If we broadly identify the taxonomy of innovation, one could think of innovations as
being sustaining or disruptive in nature. While the sustaining innovations target the same customers with similar or improved technologies, the disruptive innovations open up new customer segments, hitherto unserved, by adopting a new technology or a business model. Based on the intensity of the impact, the sustaining innovations can further be classified into incremental and radical ones.

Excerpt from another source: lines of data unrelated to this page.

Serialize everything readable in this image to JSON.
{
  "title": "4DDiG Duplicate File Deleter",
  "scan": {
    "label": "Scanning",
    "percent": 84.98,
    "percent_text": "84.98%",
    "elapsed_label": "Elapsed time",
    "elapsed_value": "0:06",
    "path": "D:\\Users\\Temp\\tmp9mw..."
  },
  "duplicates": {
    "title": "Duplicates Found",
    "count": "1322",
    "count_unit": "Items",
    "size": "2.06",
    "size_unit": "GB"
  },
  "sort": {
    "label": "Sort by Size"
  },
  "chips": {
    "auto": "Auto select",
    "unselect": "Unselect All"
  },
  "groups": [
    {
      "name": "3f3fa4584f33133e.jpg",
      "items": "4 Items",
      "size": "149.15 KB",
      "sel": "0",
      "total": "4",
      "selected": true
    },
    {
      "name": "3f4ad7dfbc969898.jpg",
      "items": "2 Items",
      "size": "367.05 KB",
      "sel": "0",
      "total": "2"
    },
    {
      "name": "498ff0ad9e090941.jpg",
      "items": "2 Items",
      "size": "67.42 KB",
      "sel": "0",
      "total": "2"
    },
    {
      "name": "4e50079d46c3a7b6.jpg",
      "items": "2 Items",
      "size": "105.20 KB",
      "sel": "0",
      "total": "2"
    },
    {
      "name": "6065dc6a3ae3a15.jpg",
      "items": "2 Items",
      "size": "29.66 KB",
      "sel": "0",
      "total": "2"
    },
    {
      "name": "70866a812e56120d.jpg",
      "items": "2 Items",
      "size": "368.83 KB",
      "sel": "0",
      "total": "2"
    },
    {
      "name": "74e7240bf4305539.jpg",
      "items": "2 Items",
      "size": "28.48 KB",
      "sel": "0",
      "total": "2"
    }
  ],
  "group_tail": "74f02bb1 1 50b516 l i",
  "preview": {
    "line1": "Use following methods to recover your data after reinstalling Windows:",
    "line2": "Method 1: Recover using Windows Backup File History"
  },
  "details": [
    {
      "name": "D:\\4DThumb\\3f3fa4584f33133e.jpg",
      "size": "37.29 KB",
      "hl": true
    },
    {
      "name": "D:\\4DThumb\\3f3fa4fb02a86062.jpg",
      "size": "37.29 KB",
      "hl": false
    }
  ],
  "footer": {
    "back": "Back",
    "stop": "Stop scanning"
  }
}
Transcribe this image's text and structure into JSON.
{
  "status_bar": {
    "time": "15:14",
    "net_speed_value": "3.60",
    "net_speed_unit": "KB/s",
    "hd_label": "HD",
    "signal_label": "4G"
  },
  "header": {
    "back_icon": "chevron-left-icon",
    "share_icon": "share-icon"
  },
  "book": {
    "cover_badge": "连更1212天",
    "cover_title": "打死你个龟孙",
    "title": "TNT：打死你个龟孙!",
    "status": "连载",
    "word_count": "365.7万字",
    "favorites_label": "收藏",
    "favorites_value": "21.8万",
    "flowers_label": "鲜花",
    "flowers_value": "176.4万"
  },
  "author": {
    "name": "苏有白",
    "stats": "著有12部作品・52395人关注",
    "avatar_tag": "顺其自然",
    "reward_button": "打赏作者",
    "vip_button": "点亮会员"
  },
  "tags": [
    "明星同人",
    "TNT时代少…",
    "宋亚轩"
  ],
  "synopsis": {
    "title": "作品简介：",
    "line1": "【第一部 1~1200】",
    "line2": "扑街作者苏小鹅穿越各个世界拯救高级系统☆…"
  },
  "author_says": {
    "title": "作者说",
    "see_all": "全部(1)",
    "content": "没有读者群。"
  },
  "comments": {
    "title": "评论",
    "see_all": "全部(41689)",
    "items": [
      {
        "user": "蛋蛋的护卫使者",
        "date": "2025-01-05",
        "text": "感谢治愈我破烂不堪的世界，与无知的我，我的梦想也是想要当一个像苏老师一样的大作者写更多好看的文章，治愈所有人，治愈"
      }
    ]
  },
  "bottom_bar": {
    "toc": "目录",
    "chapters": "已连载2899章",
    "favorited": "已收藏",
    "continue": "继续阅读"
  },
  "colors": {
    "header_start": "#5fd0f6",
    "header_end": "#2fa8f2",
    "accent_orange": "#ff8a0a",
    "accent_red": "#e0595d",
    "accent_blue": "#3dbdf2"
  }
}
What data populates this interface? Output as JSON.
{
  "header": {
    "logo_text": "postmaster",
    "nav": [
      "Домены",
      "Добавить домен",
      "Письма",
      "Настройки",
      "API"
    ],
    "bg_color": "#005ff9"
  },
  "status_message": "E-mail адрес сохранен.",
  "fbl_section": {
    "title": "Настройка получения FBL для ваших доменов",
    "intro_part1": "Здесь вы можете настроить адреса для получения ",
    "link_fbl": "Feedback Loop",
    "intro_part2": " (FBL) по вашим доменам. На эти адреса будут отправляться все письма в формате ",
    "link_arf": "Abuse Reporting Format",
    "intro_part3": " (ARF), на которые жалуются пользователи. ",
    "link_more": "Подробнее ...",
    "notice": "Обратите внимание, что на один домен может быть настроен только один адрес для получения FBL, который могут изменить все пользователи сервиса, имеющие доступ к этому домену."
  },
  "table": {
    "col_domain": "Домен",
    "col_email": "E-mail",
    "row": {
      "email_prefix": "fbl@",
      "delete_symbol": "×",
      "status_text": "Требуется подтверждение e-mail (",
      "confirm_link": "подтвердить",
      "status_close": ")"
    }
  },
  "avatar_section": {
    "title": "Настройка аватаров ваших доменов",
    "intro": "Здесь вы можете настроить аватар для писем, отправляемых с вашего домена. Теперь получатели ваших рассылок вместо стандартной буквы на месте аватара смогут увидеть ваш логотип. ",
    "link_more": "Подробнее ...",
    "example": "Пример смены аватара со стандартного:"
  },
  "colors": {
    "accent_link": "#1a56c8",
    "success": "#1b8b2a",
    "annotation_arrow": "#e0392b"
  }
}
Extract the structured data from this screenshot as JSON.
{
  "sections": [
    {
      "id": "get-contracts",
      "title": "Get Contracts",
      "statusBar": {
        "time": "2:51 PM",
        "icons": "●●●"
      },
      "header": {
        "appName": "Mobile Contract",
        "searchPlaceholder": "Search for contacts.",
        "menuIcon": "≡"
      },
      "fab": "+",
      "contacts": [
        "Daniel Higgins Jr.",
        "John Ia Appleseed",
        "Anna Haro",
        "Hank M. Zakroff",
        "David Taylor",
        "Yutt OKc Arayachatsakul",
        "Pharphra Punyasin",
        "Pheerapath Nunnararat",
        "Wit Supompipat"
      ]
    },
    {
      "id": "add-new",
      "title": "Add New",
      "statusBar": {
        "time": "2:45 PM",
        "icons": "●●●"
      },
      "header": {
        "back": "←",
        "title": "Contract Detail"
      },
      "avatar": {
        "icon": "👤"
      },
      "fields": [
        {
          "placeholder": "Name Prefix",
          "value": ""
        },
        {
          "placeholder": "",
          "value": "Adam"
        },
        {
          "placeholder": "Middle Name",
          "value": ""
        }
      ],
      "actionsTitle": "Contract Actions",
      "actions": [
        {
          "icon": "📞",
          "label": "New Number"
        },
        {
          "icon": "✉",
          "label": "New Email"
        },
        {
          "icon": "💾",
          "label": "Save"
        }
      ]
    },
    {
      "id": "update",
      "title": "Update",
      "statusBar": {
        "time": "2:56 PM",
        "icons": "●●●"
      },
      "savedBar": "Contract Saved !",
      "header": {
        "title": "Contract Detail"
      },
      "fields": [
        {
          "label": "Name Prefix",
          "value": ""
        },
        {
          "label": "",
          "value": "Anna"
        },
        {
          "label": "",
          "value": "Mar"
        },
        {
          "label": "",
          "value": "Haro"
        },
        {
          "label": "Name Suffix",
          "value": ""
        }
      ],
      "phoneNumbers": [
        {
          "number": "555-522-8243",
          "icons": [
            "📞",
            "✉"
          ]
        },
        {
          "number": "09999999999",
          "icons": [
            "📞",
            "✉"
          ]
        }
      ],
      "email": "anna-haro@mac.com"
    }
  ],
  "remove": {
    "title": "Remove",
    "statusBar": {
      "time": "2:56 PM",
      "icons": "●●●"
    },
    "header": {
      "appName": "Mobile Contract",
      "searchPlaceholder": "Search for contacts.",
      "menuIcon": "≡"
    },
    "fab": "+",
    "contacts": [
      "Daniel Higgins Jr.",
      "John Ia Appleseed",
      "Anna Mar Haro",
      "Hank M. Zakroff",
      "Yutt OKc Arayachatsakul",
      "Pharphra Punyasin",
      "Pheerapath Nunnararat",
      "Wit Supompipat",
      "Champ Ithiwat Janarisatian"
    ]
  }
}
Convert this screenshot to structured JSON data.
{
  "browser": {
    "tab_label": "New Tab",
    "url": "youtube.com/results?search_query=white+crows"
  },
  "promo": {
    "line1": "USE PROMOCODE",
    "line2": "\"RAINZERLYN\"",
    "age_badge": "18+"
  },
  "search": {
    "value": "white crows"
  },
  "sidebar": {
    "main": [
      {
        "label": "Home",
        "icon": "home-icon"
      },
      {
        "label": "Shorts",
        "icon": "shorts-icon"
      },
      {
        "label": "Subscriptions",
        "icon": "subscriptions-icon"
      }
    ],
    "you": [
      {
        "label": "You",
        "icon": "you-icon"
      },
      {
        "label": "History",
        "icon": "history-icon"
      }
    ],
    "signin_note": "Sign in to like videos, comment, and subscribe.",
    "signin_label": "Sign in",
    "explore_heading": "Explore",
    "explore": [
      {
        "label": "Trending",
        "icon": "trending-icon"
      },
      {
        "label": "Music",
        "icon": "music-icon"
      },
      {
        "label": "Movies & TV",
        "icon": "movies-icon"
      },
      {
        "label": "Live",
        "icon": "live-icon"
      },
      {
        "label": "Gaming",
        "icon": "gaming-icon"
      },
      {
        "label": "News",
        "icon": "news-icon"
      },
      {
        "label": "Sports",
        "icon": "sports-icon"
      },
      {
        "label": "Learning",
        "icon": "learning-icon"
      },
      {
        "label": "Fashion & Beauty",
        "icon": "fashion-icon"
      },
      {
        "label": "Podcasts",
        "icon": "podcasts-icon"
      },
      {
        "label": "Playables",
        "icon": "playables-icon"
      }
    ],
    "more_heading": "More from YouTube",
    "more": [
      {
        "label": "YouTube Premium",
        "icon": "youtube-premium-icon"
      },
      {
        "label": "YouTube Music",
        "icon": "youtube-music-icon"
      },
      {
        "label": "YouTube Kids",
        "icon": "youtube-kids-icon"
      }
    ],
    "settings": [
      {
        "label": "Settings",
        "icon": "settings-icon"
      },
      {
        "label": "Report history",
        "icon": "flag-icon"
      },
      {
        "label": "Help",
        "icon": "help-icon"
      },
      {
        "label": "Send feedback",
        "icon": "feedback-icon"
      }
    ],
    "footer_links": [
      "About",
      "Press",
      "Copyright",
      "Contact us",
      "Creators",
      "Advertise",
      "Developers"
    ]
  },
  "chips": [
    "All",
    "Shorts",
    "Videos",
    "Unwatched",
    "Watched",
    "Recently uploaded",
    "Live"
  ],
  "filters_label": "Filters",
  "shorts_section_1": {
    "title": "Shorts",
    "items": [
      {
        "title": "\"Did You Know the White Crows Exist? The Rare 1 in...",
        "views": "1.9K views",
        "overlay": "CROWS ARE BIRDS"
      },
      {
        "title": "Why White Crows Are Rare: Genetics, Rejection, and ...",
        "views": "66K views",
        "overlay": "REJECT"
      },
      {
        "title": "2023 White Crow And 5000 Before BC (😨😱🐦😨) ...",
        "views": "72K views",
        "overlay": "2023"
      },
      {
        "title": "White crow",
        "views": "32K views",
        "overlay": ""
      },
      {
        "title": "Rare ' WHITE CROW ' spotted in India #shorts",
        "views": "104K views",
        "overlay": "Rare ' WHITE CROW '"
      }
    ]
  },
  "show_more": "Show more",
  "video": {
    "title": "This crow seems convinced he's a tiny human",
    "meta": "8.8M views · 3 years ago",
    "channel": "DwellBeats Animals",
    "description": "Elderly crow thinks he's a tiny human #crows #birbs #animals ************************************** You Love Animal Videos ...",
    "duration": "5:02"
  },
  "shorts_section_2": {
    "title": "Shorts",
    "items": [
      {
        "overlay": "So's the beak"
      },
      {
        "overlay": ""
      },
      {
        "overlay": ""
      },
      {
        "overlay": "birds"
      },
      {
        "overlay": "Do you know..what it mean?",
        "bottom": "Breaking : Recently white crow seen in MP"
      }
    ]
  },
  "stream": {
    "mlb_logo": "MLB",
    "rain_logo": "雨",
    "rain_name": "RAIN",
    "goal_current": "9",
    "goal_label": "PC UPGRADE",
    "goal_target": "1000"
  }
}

If you think of a performance vs time curve, the incremental innovations would be indicated by upward rising curve, while a radial innovation would look like a step-function, or a leap.

" Data driven insight is a great way to arrive at incremental suggestions to keep pace with the market and evolving customer taste, but a one-off break through comes straight from the gut"

Incremental innovations are best served by analytics, while radical innovations emerge from gut feels.
Figure 1: Incremental versus Radical innovations

The nature of analytics, more so with the advent of Big Data and Artificial Intelligence, is to draw inferences or patterns from a large pool of data. This underlying data could pertain to consumers’ spending behaviours, time spent on various activities, like commute, at office, at home, etc., or on what psychological nudges work in changing consumer behaviour. The very scheme of pattern recognition is that it discounts the outliers, or the low occurrence events, in order to come up with a generalizable finding. How do these inferences translate into innovation? The companies adopt such data driven insights to improve the existing products, processes and services, often marginally, to meet the customer’s stated and unstated requirements. Adding more comfort features to the car, or more applications on the mobile phone, amongst others, are good examples of the incremental innovations, which have no reasons to fail.

Such an incremental approach has two severe limitations. Firstly, most changes emerging from such an incremental approach are marginal and do not offer much competitive advantage to the incumbent. Today’s good-to-have becomes tomorrow’s must-have, and so on. The second, and more dangerous limitation is that this data driven incremental innovation approach takes the eyes off from the real outliers and disruptions that have the potential of shifting the entire landscape. Which is to say that while the firm is busy fighting the battle, they have already lost the war.

The case of one of world’s largest CD/ DVD maker- Moser Baer-is very pertinent here. While this Indian company did very well in bringing down the prices and improving the quality and durability of the optical storage media, the market itself shifted from storage as a means of consumption to streaming! How many of us buys DVDs anymore? Entertainment is mostly streamed into our devices at the comfort of our living rooms. That’s where a data driven, incremental approach doesn’t help uncover blind spots.

The firm needs such an incremental approach punctuated with radical innovations which are driven by the gut feels or the possibilities of technologies, and not so much about what's customer saying.
If you ever were to reach to a customer with the classic keypad phone before the iPhone days, a customer would have, at best, offered ideas around smaller size, lower weight, more colours, better battery life et al.,and not that 'let's get rid of all these keys’. It took a push of some technology and a leap of faith to bring about a radical new way of thinking of phones. And now, it's become a dominant standard.

I am not suggesting you dismiss what data has to offer, but to dismiss one’s gut feel isn’t wise either. Data driven insight is a great way to arrive at incremental suggestions to keep pace with the market and evolving customer taste, but a one-off breakthrough comes straight from the gut.